I have 15 different ties (7 blue, 3 red and 5 green), 4 waistcoats (red, black, blue and brown) and 12 different shirts (3 each of red, pink, white and blue). I always wear a shirt, tie and waistcoat, but will never wear an outfit that combines red with pink.
How many different outfits can I wear?
Combinatorics is not a topic that I am comfortable with, and would appreciate how someone would go about this. Ideally, I am looking for a method that does not involve combinations and permutations directly (just using the product and addition principle). Thanks.
Best Answer
Since the only pink things are your shirts, I would split this into two cases:
All possible outfits with a pink shirt
All possible outfits with a non-pink shirt
In the first case, after picking one of your $3$ pink shirts, you can no longer choose a red tie, and so you are left with $12$ blue or green ties. Likewise, you cannot wear the red waistcoat, and so are left with $3$ options there.
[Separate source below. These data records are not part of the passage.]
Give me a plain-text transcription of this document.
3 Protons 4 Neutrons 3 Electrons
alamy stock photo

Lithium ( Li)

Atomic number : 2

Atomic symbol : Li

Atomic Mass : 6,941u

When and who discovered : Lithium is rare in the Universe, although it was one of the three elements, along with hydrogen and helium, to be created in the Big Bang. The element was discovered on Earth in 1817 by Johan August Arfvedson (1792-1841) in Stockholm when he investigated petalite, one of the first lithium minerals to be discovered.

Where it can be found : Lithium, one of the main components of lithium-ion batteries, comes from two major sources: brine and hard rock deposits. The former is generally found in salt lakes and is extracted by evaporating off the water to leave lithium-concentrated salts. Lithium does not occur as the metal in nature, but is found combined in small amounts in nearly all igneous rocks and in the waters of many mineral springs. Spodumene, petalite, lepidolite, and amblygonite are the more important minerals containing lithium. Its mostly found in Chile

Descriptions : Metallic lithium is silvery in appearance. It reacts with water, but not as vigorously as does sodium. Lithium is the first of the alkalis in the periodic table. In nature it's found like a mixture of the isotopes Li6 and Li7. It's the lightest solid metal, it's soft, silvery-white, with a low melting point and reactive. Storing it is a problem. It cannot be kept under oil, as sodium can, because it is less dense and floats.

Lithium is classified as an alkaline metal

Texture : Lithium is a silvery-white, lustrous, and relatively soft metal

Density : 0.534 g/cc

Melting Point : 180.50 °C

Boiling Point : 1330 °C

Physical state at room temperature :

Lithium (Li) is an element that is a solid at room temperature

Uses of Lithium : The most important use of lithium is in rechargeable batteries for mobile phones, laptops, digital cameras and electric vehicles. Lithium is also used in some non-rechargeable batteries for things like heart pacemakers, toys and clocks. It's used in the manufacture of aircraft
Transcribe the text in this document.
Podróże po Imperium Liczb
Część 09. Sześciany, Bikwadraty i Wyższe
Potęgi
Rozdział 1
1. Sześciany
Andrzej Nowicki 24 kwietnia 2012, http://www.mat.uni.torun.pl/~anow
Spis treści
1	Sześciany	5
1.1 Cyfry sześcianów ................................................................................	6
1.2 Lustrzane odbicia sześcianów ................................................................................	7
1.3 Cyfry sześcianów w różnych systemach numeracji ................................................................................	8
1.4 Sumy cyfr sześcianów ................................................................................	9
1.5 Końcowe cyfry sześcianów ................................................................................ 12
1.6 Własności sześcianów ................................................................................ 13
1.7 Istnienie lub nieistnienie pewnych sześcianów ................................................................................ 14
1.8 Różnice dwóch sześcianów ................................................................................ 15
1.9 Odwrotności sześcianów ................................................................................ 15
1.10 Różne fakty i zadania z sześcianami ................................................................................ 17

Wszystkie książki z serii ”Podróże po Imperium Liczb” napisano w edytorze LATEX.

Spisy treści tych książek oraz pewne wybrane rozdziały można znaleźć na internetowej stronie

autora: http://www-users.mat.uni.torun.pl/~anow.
This gives a total of $3 \cdot 12 \cdot 3 = 108$ possible outfits with a pink shirt.
In the second case, you start with any of your $9$ non-pink shirts, after which you can pick any of your ties ($15$ options), any of your waistcoats ($4$ options), for a total of $9 \cdot 15 \cdot 4 = 540$ possible outfits with a non-pink shirt.
Total: $108 + 540 = 648$ possible outfits